Arrestato per pedofilia e violentato in cella: era innocente
Una storia raccapricciante. Ora quell'uomo gira libero in città. Sembra sereno, ma...
www.ottopagine.it/av/attualita/8839...innocente.shtmlHa chiesto il risarcimento allo Stato. Ma è poca cosa. «Mi hanno fatto di tutto, ho chiesto aiuto. Tutto inutile...». L'incontro nello studio dell'avvocato Schettino.
Avellino.
di Luciano Trapanese
L'abbiamo visto passeggiare lungo il Corso. Tranquillo, sorridente. Come tanti altri. Eppure alle spalle ha una storia terribile. Un incubo. Il peggiore.
E' stato accusato di pedofilia, avrebbe abusato della cognata di undici anni. Arrestato. Recluso in cella con due fratelli imputati per reati sessuali. Che lo hanno violentato. Ripetutamente. Fino a quel giorno, quando durante l'incidente probatorio, la vittima ha ritrattato tutto. Non era vero niente. Il presunto orco era innocente.
Lo incontrammo nello studio dell'avvocato Annibale Schettino, a due passi dal tribunale di Avellino. Era stato appena rimesso in libertà. Portava addosso l'ansia e il dolore di quell'esperienza. E anche la voglia di sfogarsi, di raccontare la verità. E soprattutto di chiedere giustizia per quello che aveva dovuto subire.
Accadeva quindici anni fa. Una di quelle storie che anche per un cronista esperto sono estreme. Al limite del raccontabile.
Era stato catturato dalla polizia. L'accusa infamante di aver abusato della sorellina di sua moglie. Le manette all'alba, in una casa del Montorese (omettiamo i nomi, c'è un sacrosanto diritto all'oblìo da rispettare).
Il giovane, all'epoca aveva 30 anni, venne recluso in cella. Nel carcere di Bellizzi, come in tutti i penitenziari, c'è una sezione a parte per chi commette reati sessuali. Questioni di sicurezza. Negli altri padiglioni - soprattutto i pedofili – rischiano di essere massacrati. Ma è una tutela che per il 30enne non ha funzionato.
«Erano due fratelli, mi hanno costretto con la violenza. Ho chiesto aiuto. E' stato inutile». Ci raccontò nei dettagli quello che aveva subito. Una storia cruda, narrata nascondendo la vergogna. Guardando l'interlocutore negli occhi, non in segno di sfida. Anzi. Alla ricerca forse di umana comprensione. L'avvocato Schettino ascoltava scuotendo la testa. Era un pomeriggio di primavera. Dalla finestra si vedeva il tribunale. E anche quella stanza, dove si era svolto quel confronto che avrebbe messo fine all'incubo.

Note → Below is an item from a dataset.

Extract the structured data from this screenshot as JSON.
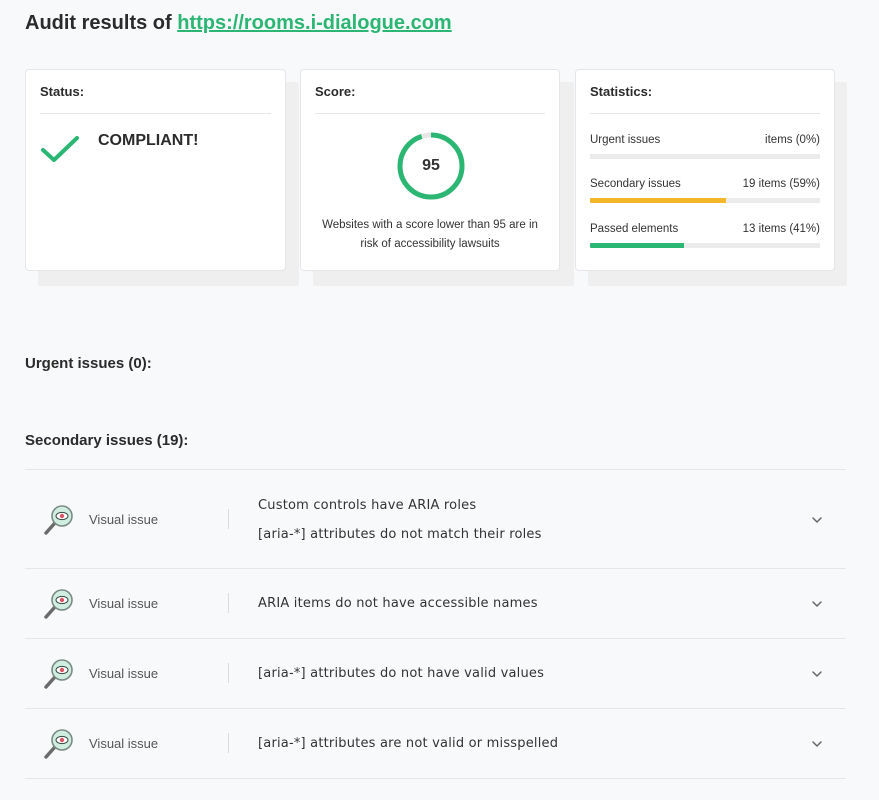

I due fratelli compagni di cella erano del Baianese. Reclusi con l'accusa di violenza carnale nei confronti di una disabile. Una storiaccia.
«Hanno usato anche oggetti», continuava il 30enne. «Lo scopino per il bagno». Gli abbiamo chiesto di non andare oltre. Di evitare certe descrizioni. Aveva gli occhi lucidi. La voce ora si era fatta incerta.
Era stato il suo difensore a giocare la carta dell'incidente probatorio. La ragazzina aveva parlato di carezze. E in famiglia aveva specificato. Erano carezze davvero. Niente altro. Ma come accade a volte, da voce in voce, quelle carezze erano diventate prima morbose e poi abusi. Sull'ordinanza di custodia cautelare si parlava di violenza. Ed era spuntata anche la parola chiave, pedofilia.
Davanti al Gip il chiarimento. Dopo quasi un mese di cella. Dopo quasi un mese di violenze vere. Subite. Scarcerazione immediata. Lacrime davanti al giudice.
Ora quell'uomo passeggia per il corso. Apparentemente tranquillo. Eppure – ne siamo certi – quell'incubo continua a viaggiare insieme a lui. E, sembra un paradosso, può anche dire di essere stato fortunato. Per aver chiuso in 30 giorni una vicenda giudiziaria che avrebbe potuto annientarlo. Come è accaduto ad altri.
Una storia che segnato anche la nostra esperienza professionale. Soprattutto nel racconto di storie di questo tipo. Un'accusa infamante è già una condanna. Riportarla senza riguardo sugli organi di informazione è la conferma e la divulgazione di quella condanna senza processo. E se poi l'imputato è innocente?